Impulse bound, Jamison reaches out to her with his left hand, palm splayed open. When the silky feel of her hair kisses his fingertips, he lets a lock or two curl around his thumb. It's so wonderfully soft; such a jarring comparison to the lancing stitch beneath his ribs and the aches in his muscles and all the sharp ridges and angles patchworking him together.
He is so very glad she's safe.
"If you really wish to thank me," she says, a hushed and tranquil promise, "you can do so by getting better. You won't return to your full strength if you don't rest. I don't think I need to remind you that all of our demolition expertise pends on your health."
It is hesitant at first, but her fingers begin to comb through his hair. Gentle chills skip down his neck as her nails scritch along his scalp in small circles, starting at the top of his widow's peak before threading through mussed shocks of blond. Every now and then she pauses to scrub down to his ear, tucking aside stray pieces upon the pillow, and then returns to a slow, steady caress through the rest.
Gradually, his pulse reclines from its hammering haste. The tender touches of her fingertips continue in calming patterns, tracing along his hairline and up through disheveled strands and down in between the roots, and he leans into every movement. The dire need for rest burns back behind his eyelids, and if he weren't still absently coiling sable ringlets around his own fingers, preoccupied by the sheer satisfaction of touching her, of hearing her voice sculpted in concern, of being so close, he wouldn't be able to resist.
"You are still fighting it, aren't you?" Her tone is accusing, yet amused.
Jamison cracks one eye open. "What gave you that idea?"
"I'm not certain. Is it perhaps the very obvious and frustrating fact that you aren't asleep just yet?" Her palm slides over his forehead to cover his eyes, blotting out the room's sharp, prickling light. "Focus on rest, please. You need it. If not for your sake, then for the others. They do rely on you, you know."
"Mm. Maybe." He lets his hand droop back down to the sheets. "Can't make any promises."

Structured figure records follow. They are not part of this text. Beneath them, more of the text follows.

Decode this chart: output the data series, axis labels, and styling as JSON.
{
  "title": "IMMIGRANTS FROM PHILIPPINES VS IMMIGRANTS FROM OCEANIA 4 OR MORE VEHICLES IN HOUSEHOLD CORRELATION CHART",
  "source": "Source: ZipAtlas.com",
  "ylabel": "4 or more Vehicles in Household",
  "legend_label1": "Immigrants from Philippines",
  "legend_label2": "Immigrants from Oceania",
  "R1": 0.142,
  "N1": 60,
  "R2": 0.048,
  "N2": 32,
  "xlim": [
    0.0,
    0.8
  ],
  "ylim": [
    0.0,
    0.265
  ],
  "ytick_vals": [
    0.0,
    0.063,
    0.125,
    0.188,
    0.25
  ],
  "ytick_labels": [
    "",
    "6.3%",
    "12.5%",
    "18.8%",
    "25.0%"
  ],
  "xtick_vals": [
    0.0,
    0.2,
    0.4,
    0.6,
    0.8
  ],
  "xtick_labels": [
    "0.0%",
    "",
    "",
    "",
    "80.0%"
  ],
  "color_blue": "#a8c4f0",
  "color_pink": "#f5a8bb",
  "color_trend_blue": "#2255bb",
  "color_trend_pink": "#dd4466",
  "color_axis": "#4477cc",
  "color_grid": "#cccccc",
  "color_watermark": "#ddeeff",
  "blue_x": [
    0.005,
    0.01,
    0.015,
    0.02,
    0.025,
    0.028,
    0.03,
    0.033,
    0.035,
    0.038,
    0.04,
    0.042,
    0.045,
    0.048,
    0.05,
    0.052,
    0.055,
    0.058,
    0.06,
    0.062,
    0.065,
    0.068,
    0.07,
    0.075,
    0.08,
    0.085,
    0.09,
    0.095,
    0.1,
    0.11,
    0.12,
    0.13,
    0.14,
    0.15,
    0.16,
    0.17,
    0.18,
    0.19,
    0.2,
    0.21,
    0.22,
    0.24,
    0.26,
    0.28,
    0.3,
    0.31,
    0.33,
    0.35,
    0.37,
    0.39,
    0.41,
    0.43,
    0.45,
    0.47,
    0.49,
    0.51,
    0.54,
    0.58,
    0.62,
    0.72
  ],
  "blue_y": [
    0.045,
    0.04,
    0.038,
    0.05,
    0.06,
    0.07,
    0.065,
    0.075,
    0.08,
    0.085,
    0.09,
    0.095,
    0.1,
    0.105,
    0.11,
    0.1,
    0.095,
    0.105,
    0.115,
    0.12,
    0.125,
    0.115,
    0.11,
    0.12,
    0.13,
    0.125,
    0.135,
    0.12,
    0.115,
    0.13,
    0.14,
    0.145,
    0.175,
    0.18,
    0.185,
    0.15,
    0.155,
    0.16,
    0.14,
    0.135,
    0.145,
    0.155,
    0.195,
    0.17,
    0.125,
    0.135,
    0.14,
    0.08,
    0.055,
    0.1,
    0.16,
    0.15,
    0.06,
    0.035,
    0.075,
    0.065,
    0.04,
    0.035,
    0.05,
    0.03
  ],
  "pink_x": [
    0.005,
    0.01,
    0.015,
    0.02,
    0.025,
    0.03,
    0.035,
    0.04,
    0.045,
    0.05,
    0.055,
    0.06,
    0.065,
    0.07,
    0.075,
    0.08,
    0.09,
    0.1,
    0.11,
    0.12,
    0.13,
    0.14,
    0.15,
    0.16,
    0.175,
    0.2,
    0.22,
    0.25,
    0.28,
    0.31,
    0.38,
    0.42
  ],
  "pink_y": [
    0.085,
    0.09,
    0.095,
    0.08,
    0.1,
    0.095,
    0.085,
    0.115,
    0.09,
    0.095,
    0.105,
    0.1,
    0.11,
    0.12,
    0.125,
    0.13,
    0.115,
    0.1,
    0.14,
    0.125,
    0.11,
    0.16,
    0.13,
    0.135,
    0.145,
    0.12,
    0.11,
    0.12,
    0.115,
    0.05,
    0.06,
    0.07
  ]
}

"I assume that is as close to an agreement as I'm likely to get. It's better than your usual stubborn approach, at least. A marked improvement, all things considered. Still…"
A pensive sigh exhales beside him, and then the pleasant sensation of prosthetic fingertips parting through his hair ushers tiny jolts of frisson across his scalp. Her palm still lies warm and soft and dark over the bridge of his nose, as if to somehow protect him from the room's stark white intensity, and the faint fragrance of her soap enfolds him in a strange kind of tenderness, reminiscent of hot summer nights and warm rain showers and shy moments kept close in sequestered secrets.
"You madman," she murmurs. "What on earth were you thinking, throwing yourself into danger like that?"
Fatigue has long since settled in, but when he shifts his head to the left, he still manages a brief glimpse between her fingers. Satya peers down at him with a crease in her brow, the vibrant sapphire of her saree crest upon her like a watercolor halo. The bluish glow from her palm filters through: the barrier, the pressure; the familiar, guiding light.
"Better me than you," he says.
Silence follows, but she does not stop. The delicate movements capture all of her missing words and scrub them through blond snarls and charcoal tips, letting them pool into him with every press of her palm. It asserts a command he can almost hear: Don't you ever do that again, a command he has no intention of obeying, not as long as she's near.
Jamison slowly sinks into sleep, content, her fingers still tangled in his hair.